Every business faces risk, no matter its size, products or geographic location. Unmitigated risks can result in lost opportunity, financial losses, loss of reputation, or loss of the right to operate in a jurisdiction. Understanding the types of risk your business faces is important; it can help you determine how to protect your business investment. Business Link, a UK government resource for businesses, identifies four business risk types: strategic, operational, financial and compliance.
Strategic risk is the broadest category of risk your business will face. Strategic risks are future oriented, according to The Institute of Risk Management (IRM), and can arise when a new competitor enters your industry, when two businesses merge to create an industry powerhouse, or when you face decisions about creating new products or entering new markets.

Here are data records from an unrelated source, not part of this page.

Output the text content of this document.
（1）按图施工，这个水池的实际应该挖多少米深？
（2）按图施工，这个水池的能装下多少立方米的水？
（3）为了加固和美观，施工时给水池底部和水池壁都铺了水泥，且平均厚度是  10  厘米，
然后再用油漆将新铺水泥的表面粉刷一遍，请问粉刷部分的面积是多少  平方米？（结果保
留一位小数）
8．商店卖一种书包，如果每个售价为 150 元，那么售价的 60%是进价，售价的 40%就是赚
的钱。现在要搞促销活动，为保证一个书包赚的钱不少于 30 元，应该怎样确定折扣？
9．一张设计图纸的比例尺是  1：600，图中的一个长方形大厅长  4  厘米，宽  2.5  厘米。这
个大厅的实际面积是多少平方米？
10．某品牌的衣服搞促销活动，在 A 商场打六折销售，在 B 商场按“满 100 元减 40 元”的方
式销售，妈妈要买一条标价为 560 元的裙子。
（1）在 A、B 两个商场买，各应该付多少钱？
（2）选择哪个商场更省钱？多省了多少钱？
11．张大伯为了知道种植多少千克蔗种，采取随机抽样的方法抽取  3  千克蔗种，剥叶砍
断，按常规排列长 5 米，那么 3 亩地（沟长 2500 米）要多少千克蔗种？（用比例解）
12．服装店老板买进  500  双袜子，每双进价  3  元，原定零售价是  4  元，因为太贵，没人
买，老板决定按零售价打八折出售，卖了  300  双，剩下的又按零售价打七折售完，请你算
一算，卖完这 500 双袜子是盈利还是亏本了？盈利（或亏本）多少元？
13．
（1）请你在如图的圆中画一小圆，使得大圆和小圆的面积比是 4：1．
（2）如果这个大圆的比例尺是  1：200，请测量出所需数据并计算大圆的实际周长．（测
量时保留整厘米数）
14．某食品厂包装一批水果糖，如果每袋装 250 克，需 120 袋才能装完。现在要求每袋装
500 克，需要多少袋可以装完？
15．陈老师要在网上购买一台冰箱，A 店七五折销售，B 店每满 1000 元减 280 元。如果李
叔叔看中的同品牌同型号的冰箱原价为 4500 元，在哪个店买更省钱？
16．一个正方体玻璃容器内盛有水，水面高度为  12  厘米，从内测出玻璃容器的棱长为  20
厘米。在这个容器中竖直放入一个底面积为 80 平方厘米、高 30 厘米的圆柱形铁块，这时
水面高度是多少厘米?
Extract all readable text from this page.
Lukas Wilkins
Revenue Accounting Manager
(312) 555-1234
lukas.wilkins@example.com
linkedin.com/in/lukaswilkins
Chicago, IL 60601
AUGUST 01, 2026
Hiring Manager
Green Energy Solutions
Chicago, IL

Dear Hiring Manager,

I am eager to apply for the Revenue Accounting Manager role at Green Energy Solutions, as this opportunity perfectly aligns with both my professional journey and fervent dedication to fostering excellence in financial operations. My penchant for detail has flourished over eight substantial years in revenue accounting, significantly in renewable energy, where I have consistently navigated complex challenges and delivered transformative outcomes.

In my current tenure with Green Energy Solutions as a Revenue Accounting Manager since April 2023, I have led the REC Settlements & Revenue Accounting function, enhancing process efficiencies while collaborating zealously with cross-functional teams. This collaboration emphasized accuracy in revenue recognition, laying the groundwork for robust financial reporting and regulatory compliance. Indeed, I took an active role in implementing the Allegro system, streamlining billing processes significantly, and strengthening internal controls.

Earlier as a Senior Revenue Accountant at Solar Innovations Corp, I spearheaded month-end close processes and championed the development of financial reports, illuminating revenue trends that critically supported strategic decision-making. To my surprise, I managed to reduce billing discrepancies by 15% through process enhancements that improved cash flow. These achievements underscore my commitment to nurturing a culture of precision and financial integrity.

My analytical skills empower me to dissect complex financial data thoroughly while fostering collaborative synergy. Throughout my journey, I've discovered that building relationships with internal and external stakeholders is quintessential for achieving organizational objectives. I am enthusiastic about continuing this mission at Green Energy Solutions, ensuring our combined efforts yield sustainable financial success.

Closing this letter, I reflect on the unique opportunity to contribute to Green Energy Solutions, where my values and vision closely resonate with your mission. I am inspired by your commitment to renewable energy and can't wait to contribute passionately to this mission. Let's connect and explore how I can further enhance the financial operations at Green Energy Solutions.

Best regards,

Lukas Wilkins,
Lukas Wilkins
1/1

Your business will also face strategic risks when it considers operational matters, such as how far away from your main center of operations to locate a disaster recovery site. If you choose a site too close to your existing operations, both sites could go down in the event of a major disaster such as an earthquake or hurricane, allowing your competitors to gain market share while your business is disabled. If you choose a site farther away, the expense of communications and travel may be prohibitive.
Operational risks are also broad, but they are short term in nature, impacting the activities your business undertakes on a daily basis. The Office of the Comptroller of the Currency (OCC) defines operational risk as “the risk of loss resulting from failed processes, people and systems, or from external events.” Essentially, operational risk is the possibility that transactions or processes will fail due to poor design, inadequately trained personnel or external business disruptions such as a fire. It also covers the risk of fraud and the possibility that your business will fail to meet a contractual obligation due to operational reasons.
Financial risk is the possibility that a business will not have adequate liquidity to meet its ongoing obligations, and this has both short- and long-term implications. Financial obligations include debt repayment, payroll requirements, dividend payments, government licenses and taxes. Obligations can also include more complex transactions, such as the ability to settle financial transactions in the capital or debt markets. Financial risk encompasses the possibility that external sources of finance, such as debt or the ability to access the capital markets, may not be available when needed. This lack of availability could be due to poor credit ratings or operations in remote locations that are too risky for financial institutions to fund.
Compliance risk is the possibility that the business will not comply with laws and regulations in the jurisdictions where it operates or that the organization will violate a legally binding contract. Noncompliance can be willful, or it can result from being unaware or local legal requirements.